Augusta Rejects HudBay’s Bid, Pursues Alternative Options

Augusta Resource Corp. (AZC), the developer of the Rosemont copper mine, rejected a C$343 million ($309 million) unsolicited bid from Canada’s HudBay Minerals Inc. (HBM) as too low and said it’s pursuing other “value-maximizing” options.

Augusta directors, executives and four other shareholders holding a combined 33 percent stake in the Vancouver-based company won’t tender their shares to HudBay’s offer, Augusta said today in a statement.
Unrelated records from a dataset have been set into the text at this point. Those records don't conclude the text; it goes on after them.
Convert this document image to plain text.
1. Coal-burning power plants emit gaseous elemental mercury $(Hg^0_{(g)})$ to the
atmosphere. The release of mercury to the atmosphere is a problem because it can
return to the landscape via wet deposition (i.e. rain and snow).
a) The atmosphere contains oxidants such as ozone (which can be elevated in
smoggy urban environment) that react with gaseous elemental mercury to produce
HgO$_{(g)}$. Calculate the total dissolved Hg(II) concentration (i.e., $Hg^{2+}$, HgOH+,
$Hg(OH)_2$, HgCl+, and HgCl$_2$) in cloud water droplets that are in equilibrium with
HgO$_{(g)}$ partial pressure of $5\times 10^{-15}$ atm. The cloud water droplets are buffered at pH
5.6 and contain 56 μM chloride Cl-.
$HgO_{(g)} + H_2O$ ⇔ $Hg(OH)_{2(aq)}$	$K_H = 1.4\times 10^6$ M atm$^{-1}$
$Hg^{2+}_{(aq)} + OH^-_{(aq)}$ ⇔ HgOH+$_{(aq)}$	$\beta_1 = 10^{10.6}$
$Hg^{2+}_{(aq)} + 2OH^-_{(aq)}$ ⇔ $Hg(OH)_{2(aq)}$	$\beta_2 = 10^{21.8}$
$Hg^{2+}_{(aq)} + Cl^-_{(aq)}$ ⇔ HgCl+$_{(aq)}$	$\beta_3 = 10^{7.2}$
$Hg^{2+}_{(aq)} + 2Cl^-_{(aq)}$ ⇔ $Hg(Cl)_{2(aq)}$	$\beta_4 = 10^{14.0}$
HudBay, which already owns 16 percent in the company, said Feb. 9 it will pay 0.315 of a share for each of Augusta’s. Its offer is currently valued at about C$2.75 a share. Augusta fell 1.4 percent to C$3.53 in Toronto.
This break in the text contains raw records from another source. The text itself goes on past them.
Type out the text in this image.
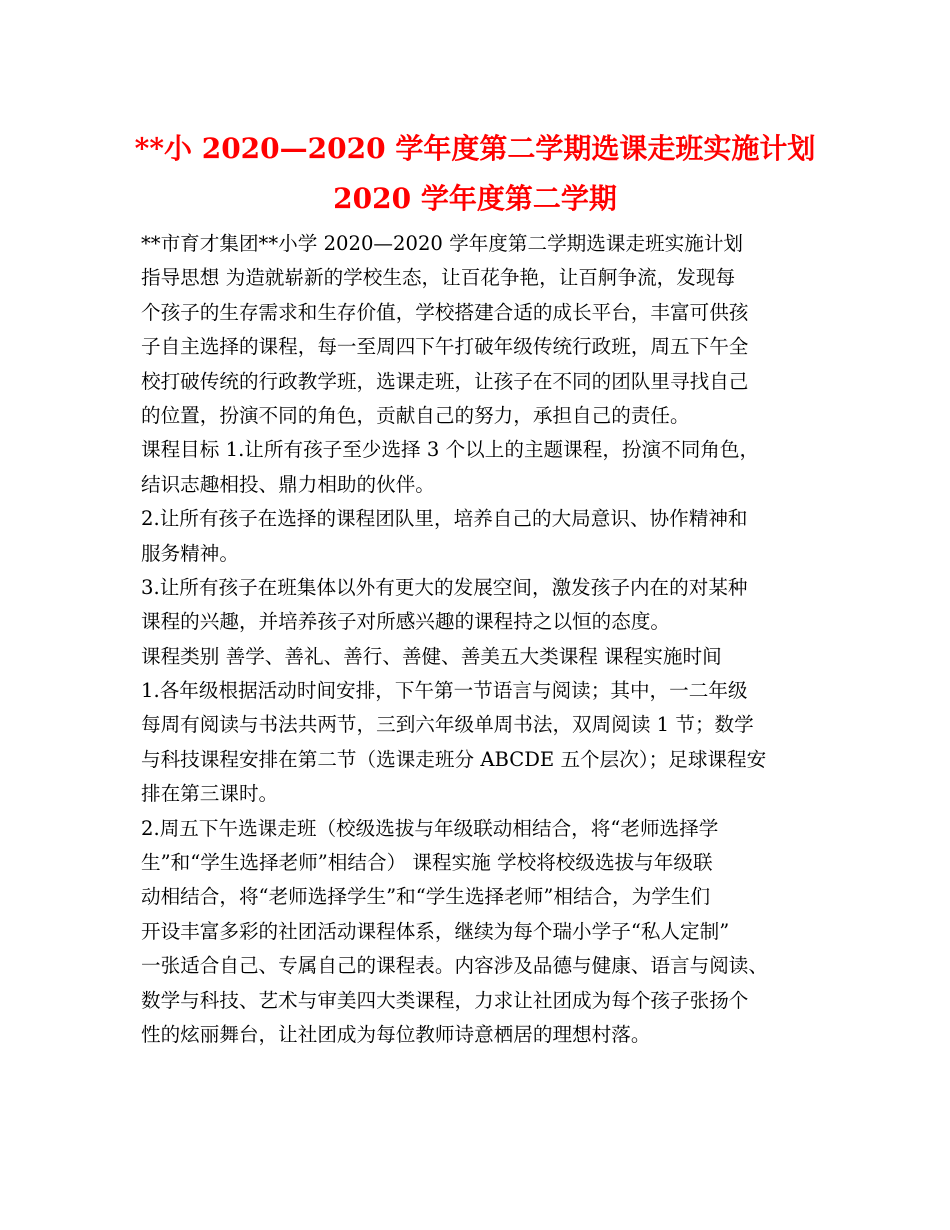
**小 2020—2020 学年度第二学期选课走班实施计划
2020 学年度第二学期
**市育才集团**小学 2020—2020 学年度第二学期选课走班实施计划
指导思想 为造就崭新的学校生态，让百花争艳，让百舸争流，发现每
个孩子的生存需求和生存价值，学校搭建合适的成长平台，丰富可供孩
子自主选择的课程，每一至周四下午打破年级传统行政班，周五下午全
校打破传统的行政教学班，选课走班，让孩子在不同的团队里寻找自己
的位置，扮演不同的角色，贡献自己的努力，承担自己的责任。
课程目标 1.让所有孩子至少选择 3 个以上的主题课程，扮演不同角色，
结识志趣相投、鼎力相助的伙伴。
2.让所有孩子在选择的课程团队里，培养自己的大局意识、协作精神和
服务精神。
3.让所有孩子在班集体以外有更大的发展空间，激发孩子内在的对某种
课程的兴趣，并培养孩子对所感兴趣的课程持之以恒的态度。
课程类别 善学、善礼、善行、善健、善美五大类课程 课程实施时间
1.各年级根据活动时间安排，下午第一节语言与阅读；其中，一二年级
每周有阅读与书法共两节，三到六年级单周书法，双周阅读 1 节；数学
与科技课程安排在第二节（选课走班分 ABCDE 五个层次）；足球课程安
排在第三课时。
2.周五下午选课走班（校级选拔与年级联动相结合，将“老师选择学
生”和“学生选择老师”相结合） 课程实施 学校将校级选拔与年级联
动相结合，将“老师选择学生”和“学生选择老师”相结合，为学生们
开设丰富多彩的社团活动课程体系，继续为每个瑞小学子“私人定制”
一张适合自己、专属自己的课程表。内容涉及品德与健康、语言与阅读、
数学与科技、艺术与审美四大类课程，力求让社团成为每个孩子张扬个
性的炫丽舞台，让社团成为每位教师诗意栖居的理想村落。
Augusta said today the timing of the offer is “opportunistic” because the company is at an “inflection point” as it’s close to obtaining the necessary permits for Rosemont and completing construction. Announcing its bid last week, HudBay said Augusta’s management is being “overly optimistic” about the timeline for finishing work on the Arizona mine.

Scotia Capital Inc. and TD Securities Inc. are Augusta’s financial advisers and Davies Ward Phillips & Vineberg LLP and Cravath, Swaine & Moore LLP are its legal advisers. BMO Capital Markets and GMP Securities LP are HudBay’s financial advisers while Goodmans LLP and Milbank, Tweed, Hadley & McCloy LLP are its legal counsel.